What, for example, of his own corruption, and that of many of his new cabinet – 8 of the 22 are on US sanctions list – joined by bonds of massively corrupt self-enrichment, and repressive political violence? For them to put distance between who they now purport to be, and their nearly four-decade record in office, is preposterous. And for Zimbabweans both within the country and in the diaspora, as well as the international community, to believe this, is to fall for a Zanu-PF confidence trick, a survival bait-and-switch.
Zanu-PF has long been a vampiric entity, sucking the blood from the nation. Mnangagwa is 75 years-old. He is most unlikely undergo a benign metamorphosis. He has been at the very centre of Zanu-PF’s repressive security web, until recently Mugabe’s trusted consiglieri. He headed the feared Central Intelligence Organization, the CIO, at the time of the Matabeleland massacre, during which upwards of 20,000 civilians were killed. And he rolled out the terrible reprisal campaign during the post-election violence of 2008 when thousands of opposition supporters were badly tortured and more than 200 killed. All of these and more besides were carried out by this same political party, kleptocratic, violent, repressive.
What are the alternatives for Zimbabweans in the 2018 elections? You have before you today a senior member of the main opposition party, the MDC, so I will defer to him to summarize his own party’s current status. However, in general, Zimbabwe’s opposition is more divided than ever before. There are currently more than twenty separate parties, ten of them significant. And within the MDC, there are some tensions as its founding leader, Morgan Tsvangirai, has been seriously ill, and there is some pressure on him to stand down.
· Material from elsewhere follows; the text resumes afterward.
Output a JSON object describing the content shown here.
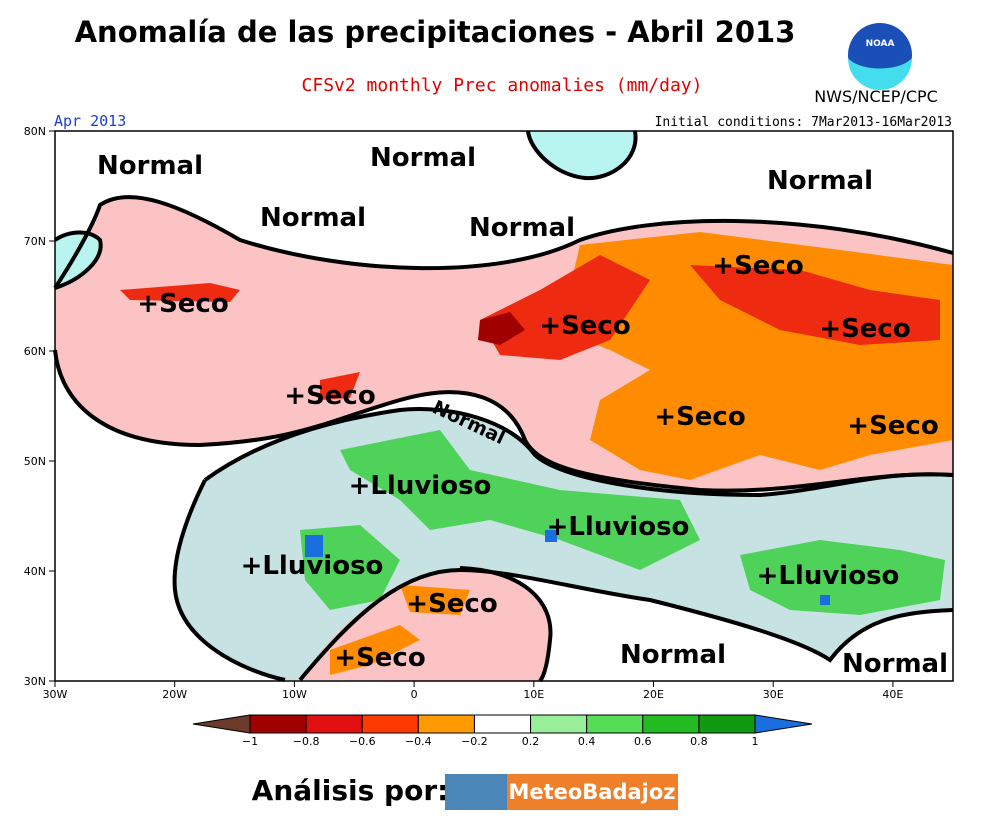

This opposition fragmentation is enormously beneficial to Zanu-PF, allowing them a real possibility of winning at the polls even if opposition parties attract more votes among themselves. For the opposition, it is, therefore, imperative to unify or at least broker alliances or electoral pacts. It’s also crucial that the elections are free and fair, and perceived as such by the electorate. Zanu-PF has a long precedent of electoral foul play.
If this is to be avoided in 2018, external monitoring will be essential. It is quite inadequate for observers to parachute into Zimbabwe shortly before the poll (recent approval of the Kenya elections tell a cautionary tale in this regard.) There needs to be a persistent presence on the ground long, long before that, as registration procedures need to be scrutinized.
In conclusion, if we reward Mnangagwa’s ‘same as it ever was’ Zanu-PF for its internal coup, for example, by prematurely dropping individual sanctions, we would help cement the culture of impunity that already infects Zimbabwe, where the perpetrators never face the consequences of their actions, and where real freedom and reform remain elusive.